Voy a rezar por instinto un crudo ave Chascona, es de raíz pecadora, como el santo vino tinto, que hace brotar en su cinto las pasiones del laurel, que no me falte el clavel ni me aleje de su pluma, el poeta que en la bruma, me da luz pa’ florecer.
Boquita e’ charco
Charquito enamora’o de la luna, amante eterno de agua turbia en tu quebrado cuerpo de asfalto, son de agua las ternuras. ¿Cuántos charcos te aguardan, Luna? Pa’ volverse cielo sólo con mirarte, pa’ temblar en tus lisuras de amante. Embriaga tu aroma de lluvia, tu frágil quietud de vereda rota, tu mirada secreta de luna mojada, me hacen caer en vuelo de pluma desvelada. Caricia de luna, cuerpo de amante, boquita e’ charco, camino errante.
Sombra
Antes de mirar al frente, preciso mirar atrás, pa’ darle tiempo a mi sombra que no demora en llegar.

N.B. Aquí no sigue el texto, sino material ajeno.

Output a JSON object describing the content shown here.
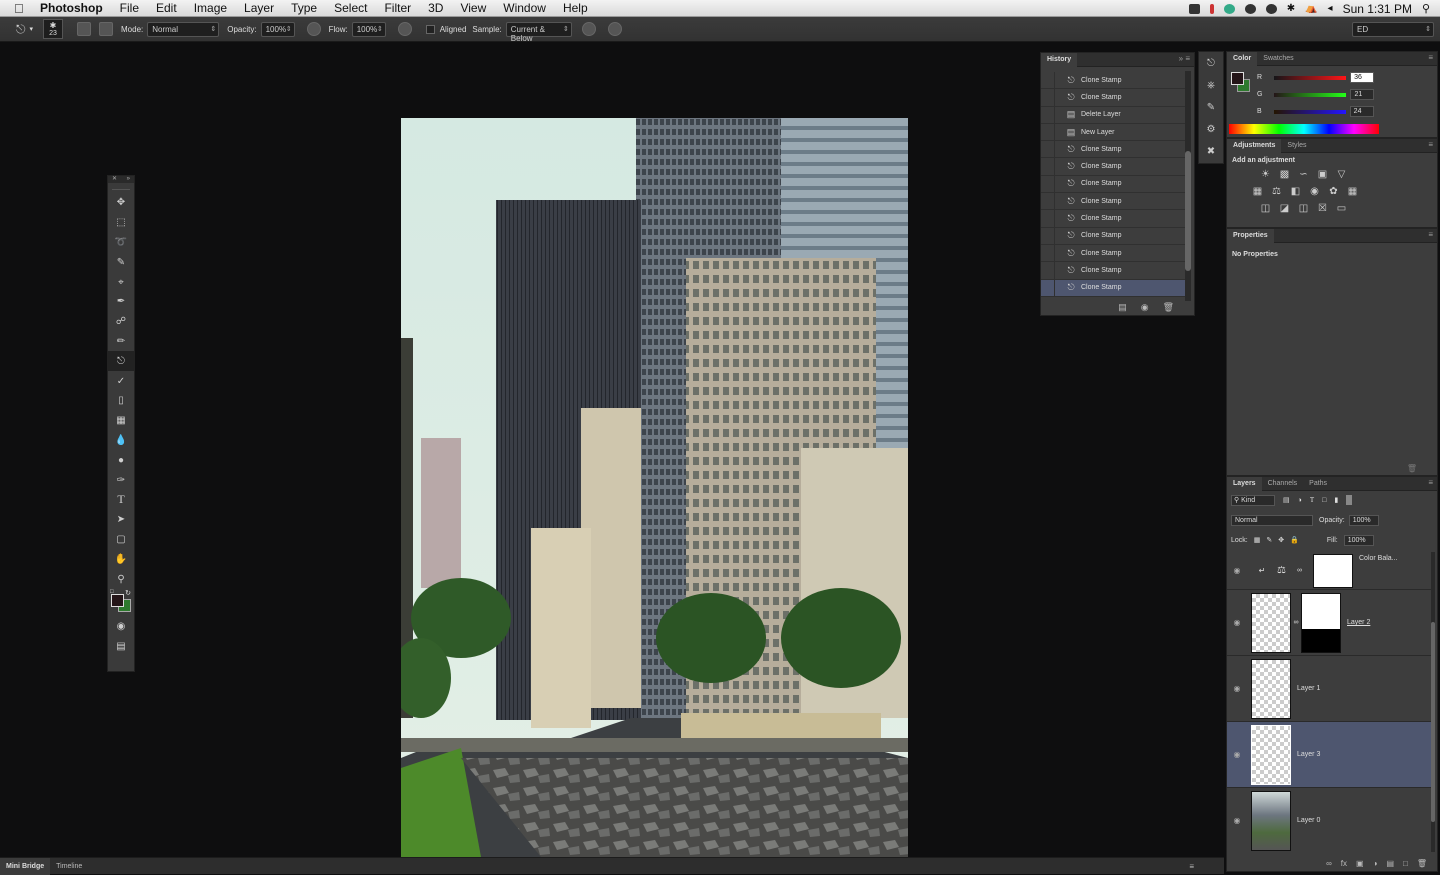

Que se escriba esta nueva historia, con cicatrices al aire, pa’ parir desde la memoria, el porvenir de las calles.
Y pa’ mi… Pa’ que no falten los vientos que hacen danzar a los puentes, ni mi sombra se demore en las esquinas dolientes…
Descuido
Me pasa por descuidá, me pongo a soñar profundo, entonce’ a veces confundo el sueño y la realidá. Despierta me pongo andar, creyendo que estoy soñando, y así me voy enredando en un nuevo amor travieso, se me aloja hasta en los verso’ paré que lo estoy amando…
Sentencia
¿Dónde se fue el silencio?, ¿a dónde su inconclusión?, ¿a dónde su agüita mansa y su canción de carbón?
Si se me arranca el silencio y me cela, Bruja, mi soledad, empuñaré mi desvelo, entre la gente y tu trigal.
Si el miedo vuelve imposible, a los caminos de azahares, a las caricias del viento y a los amores fatales…
Entonces cumpla el destino, lo que mi zurda le manda. ¡Yo no nací pa’ cobarde, ni pa’ vestir las mañanas!
Cuando la realidad me deja sin palabras, entonces, me pongo a cantar.
He derrumbado mi reino Y desde el barro mi voz Se encendió para salvarme Como un torrente feroz.
Cada vez que los vicios humanos Tejen nudos a lo divino, Elijo vestirme de canto, Besando sus notas de vino.
Y cuando se atora en el cuello Un tren de nudos humanos, Atascándome las palabras Canto y olvido desganos.